A thorough analysis of the targets affected by eight differentially expressed miRs suggested that these miRs may influence checkpoints of the cell cycle as depicted in Fig. 5. Information deduced from miRNet and published literature47,48,49,50 indicates that CDC25A and WEE1 that regulate CDK1/2 involved in G2 checkpoint may be abrogated by DEMs miR-155, miR-4524a and miR-744. Similarly, let-7e and miR-155 may also influence PLK1 at G2 checkpoint while miR-423 may modulate MCM2 at S checkpoint. Furthermore, MYC, P53 and ATM interactions during G1 phase may be affected by let-7e, miR-30a, miR-423, miR-155, miR-744, and miR486 (Fig. 5). It is plausible that these DEMs perturb intricate circuitry, result in altered apoptosis51 and cell arrest in CLL. Further investigations in miR(s) and target(s) are warranted to decipher mechanistic basis of oncogenesis in CLL and their effect on clinical outcome and response to therapy.

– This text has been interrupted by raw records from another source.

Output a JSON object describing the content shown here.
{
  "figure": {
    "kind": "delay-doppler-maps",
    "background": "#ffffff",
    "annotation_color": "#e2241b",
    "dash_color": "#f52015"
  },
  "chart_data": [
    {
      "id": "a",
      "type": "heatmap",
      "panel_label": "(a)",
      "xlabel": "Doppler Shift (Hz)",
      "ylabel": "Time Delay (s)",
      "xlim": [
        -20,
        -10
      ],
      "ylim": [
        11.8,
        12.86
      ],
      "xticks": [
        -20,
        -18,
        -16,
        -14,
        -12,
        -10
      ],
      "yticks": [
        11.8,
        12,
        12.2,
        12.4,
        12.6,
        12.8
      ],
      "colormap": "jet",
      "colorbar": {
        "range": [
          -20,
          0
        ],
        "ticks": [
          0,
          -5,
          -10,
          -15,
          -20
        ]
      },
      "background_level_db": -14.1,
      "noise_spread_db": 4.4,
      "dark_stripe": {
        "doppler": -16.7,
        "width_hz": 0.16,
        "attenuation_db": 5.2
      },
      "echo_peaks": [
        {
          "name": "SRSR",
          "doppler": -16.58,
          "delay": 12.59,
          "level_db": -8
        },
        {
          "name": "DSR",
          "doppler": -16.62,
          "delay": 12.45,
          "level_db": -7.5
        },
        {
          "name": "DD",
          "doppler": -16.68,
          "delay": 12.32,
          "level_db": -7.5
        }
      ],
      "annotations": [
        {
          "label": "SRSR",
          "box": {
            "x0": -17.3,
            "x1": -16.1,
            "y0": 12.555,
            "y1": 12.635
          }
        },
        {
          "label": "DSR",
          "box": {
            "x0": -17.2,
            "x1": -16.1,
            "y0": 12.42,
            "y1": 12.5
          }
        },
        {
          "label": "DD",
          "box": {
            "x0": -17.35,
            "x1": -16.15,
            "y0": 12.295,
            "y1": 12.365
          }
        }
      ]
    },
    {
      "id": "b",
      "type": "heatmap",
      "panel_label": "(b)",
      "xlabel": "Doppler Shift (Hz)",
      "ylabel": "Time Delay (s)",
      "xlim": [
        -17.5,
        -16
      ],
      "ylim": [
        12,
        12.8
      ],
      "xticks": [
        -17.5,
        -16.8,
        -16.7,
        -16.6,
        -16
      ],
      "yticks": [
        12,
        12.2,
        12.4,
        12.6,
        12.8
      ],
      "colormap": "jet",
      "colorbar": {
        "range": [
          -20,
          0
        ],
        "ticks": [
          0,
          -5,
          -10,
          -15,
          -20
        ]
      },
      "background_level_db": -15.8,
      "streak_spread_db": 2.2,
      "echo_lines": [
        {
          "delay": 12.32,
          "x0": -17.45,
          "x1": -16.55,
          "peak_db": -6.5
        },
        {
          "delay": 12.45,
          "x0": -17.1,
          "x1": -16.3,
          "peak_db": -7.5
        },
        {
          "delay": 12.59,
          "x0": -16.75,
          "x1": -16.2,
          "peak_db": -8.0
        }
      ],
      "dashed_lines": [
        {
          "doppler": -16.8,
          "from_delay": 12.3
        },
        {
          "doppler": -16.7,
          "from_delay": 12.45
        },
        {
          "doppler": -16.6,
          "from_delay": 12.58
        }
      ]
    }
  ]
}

Fig. 5: Putative functional roles of differentially expressed miRs (DEM) in regulation of cell cycle phases (M, G1, S, G2) and checkpoints (M, G1, S, G2) in CLL.
figure 5

The DEMs miR-155, miR-4524a, and miR-744 might disrupt CDK1/2 regulated G2 checkpoint by modulating the expression of CDC25A and WEE1. The let-7c and miR-155 may also act through PLK1 at the G2 checkpoint whereas miR-423 could abrogate expression of MCM2 at the S checkpoint. The let-7e, miR-30a, miR-423, miR-155, miR-744, and miR-486 are known to regulate TP53, MYC, and ATM and hence may modulate G1 phase of the cell cycle.

In conclusion, extensive studies aimed at a better elucidation of global transcriptional landscape of sncRNAs, their effects on clinical outcomes could help refine the patient stratification schemes and sncRNAs could surface as additional molecular biomarkers for improved prognosis and exploration of therapeutic targets in future.